SHANGHAI/SINGAPORE (Reuters) -China's attempts to keep the yuan from falling contributed to last week's chaos in money markets, sources involved say, pointing to the pressure behind the scenes as Beijing tries to guide its economy and markets through a major slowdown.
Routine month-end demand for cash in China's banking system snowballed into a scramble on Oct. 31 that pushed short-term funding rates as high as 50% in some cases, an incident that authorities are now investigating.
Six participants in the market say a confluence of factors drove fear and confusion across trading rooms in Shanghai and Beijing by late afternoon on that day.
Eventually, the People's Bank of China (PBOC), its affiliated China Foreign Exchange Trade System (CFETS) and bond clearing houses stepped in, directing lenders, extending trading hours and holding meetings with institutions to calm markets.
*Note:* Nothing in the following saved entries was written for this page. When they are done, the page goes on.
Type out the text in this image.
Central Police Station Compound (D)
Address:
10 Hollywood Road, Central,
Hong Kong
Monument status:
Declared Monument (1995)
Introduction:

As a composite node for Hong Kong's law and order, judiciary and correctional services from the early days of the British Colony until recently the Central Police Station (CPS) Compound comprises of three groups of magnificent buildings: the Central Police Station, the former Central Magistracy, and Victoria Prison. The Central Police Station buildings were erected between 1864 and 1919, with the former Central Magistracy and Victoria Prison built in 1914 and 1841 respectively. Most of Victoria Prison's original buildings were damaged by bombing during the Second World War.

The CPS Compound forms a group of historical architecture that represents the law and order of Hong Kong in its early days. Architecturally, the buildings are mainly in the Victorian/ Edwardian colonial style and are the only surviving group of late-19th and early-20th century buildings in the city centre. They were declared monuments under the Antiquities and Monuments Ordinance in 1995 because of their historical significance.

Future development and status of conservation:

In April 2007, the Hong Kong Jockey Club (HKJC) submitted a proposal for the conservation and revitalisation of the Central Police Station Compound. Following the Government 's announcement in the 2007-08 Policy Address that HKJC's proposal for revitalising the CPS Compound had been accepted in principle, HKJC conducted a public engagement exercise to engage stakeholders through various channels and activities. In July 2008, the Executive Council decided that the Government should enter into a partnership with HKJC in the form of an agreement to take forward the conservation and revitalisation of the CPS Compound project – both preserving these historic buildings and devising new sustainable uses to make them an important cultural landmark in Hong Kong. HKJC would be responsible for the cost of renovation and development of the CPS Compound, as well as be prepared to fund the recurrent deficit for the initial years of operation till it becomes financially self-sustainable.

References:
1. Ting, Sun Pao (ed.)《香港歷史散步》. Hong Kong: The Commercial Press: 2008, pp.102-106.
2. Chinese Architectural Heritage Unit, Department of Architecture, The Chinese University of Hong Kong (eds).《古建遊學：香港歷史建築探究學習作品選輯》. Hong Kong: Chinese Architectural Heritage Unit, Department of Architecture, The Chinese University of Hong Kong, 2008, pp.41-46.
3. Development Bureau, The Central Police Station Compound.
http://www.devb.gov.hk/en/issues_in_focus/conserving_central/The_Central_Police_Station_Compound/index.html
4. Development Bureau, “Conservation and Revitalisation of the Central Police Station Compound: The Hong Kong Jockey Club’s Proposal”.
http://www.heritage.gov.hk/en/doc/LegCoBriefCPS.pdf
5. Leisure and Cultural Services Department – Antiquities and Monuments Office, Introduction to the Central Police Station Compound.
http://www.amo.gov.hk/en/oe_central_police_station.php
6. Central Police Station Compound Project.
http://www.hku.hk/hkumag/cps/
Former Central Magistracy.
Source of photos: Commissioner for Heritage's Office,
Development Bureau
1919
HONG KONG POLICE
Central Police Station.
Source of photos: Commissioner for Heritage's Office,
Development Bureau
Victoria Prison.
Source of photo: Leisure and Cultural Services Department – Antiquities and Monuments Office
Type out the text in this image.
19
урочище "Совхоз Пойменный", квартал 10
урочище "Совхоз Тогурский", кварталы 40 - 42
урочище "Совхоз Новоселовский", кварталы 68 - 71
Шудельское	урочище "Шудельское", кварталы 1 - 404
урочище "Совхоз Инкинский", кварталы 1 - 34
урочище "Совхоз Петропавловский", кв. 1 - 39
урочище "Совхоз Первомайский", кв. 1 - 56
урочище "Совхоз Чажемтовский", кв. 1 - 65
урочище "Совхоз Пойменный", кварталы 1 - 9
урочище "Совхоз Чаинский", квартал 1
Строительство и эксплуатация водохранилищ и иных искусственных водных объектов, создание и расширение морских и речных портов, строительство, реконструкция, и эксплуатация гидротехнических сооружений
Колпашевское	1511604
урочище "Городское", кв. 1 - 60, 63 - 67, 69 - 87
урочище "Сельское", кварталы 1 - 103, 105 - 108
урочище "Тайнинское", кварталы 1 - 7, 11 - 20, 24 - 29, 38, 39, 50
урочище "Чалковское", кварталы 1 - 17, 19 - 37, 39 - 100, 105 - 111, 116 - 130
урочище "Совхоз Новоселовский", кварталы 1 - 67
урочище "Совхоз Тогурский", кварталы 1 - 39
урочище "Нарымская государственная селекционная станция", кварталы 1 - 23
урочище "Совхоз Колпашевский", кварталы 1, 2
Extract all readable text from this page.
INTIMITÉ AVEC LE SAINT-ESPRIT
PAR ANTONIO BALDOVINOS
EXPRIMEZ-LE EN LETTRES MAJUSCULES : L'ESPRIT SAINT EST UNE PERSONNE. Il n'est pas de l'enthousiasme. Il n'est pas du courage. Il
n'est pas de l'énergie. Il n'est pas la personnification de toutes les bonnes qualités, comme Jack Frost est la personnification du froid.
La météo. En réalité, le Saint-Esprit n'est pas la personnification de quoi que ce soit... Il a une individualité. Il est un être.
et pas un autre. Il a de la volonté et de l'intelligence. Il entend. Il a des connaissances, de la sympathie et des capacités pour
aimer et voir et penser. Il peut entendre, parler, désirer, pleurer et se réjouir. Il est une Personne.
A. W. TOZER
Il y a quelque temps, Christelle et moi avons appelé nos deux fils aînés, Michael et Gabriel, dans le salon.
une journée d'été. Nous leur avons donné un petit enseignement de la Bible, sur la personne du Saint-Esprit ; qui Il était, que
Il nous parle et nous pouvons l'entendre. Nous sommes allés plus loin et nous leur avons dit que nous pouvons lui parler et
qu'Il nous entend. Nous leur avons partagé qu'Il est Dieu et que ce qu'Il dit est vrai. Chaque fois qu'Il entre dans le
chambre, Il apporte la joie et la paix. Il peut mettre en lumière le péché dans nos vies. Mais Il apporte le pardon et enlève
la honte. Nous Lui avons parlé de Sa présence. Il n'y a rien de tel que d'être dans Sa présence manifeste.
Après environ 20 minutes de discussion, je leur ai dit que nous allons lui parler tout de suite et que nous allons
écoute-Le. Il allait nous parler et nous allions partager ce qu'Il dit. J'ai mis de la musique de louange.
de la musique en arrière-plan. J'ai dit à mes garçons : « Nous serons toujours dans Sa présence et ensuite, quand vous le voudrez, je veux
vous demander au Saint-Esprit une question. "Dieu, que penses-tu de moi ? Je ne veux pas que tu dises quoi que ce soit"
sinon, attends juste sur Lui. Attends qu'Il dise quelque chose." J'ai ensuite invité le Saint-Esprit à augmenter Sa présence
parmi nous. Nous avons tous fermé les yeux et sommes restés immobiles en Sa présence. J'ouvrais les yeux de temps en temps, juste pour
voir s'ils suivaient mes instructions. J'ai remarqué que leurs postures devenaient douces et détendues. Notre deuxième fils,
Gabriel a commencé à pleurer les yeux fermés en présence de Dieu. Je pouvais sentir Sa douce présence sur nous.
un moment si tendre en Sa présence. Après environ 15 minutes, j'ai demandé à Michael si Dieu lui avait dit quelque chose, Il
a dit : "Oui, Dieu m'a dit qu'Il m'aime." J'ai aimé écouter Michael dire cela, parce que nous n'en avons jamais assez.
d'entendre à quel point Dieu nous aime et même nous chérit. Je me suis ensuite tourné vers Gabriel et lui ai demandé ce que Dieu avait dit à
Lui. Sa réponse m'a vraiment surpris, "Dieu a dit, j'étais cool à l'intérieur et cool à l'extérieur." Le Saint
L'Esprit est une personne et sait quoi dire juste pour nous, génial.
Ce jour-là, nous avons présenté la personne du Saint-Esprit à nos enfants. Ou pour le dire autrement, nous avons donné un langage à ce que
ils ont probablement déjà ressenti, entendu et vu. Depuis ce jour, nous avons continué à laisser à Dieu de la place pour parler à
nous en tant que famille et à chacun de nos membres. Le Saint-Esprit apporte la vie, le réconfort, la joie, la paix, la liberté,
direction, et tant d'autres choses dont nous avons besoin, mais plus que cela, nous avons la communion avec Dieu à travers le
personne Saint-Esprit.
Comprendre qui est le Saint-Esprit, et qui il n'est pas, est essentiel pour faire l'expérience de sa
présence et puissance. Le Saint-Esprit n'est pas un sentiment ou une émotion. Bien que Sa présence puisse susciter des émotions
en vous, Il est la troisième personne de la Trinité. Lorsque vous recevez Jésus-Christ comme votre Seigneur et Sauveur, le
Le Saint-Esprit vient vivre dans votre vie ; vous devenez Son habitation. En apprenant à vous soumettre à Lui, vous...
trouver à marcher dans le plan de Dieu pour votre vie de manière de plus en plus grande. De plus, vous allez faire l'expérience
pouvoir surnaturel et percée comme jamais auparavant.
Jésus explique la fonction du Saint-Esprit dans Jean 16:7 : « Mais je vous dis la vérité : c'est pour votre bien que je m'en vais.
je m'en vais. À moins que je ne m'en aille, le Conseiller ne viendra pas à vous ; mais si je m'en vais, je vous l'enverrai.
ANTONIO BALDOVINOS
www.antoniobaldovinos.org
The contributing factors were the usual month-end demand for liquidity, cash hoarding in the lead up to a big government bond sale and a market where the biggest banks were already reticent to lend because of a mandate to counter pressure on the yuan.
«It was an accident,» said Xia Chun, chief economist at wealth manager Yintech Investment Holdings, calling it an unforeseen consequence of the government's heavy hand in financial markets.
«Banks were grudging in lending, leaving non-banks asking each other for money in afternoon trade,» he said. «Borrowing rates surged as a result, with some willing to take any price.»
The reasons for the spike in interest rates and the ensuing market chaos are detailed here for the first time. Participants say that the vulnerability exposed will stay as long as capital outflows keep the system under pressure.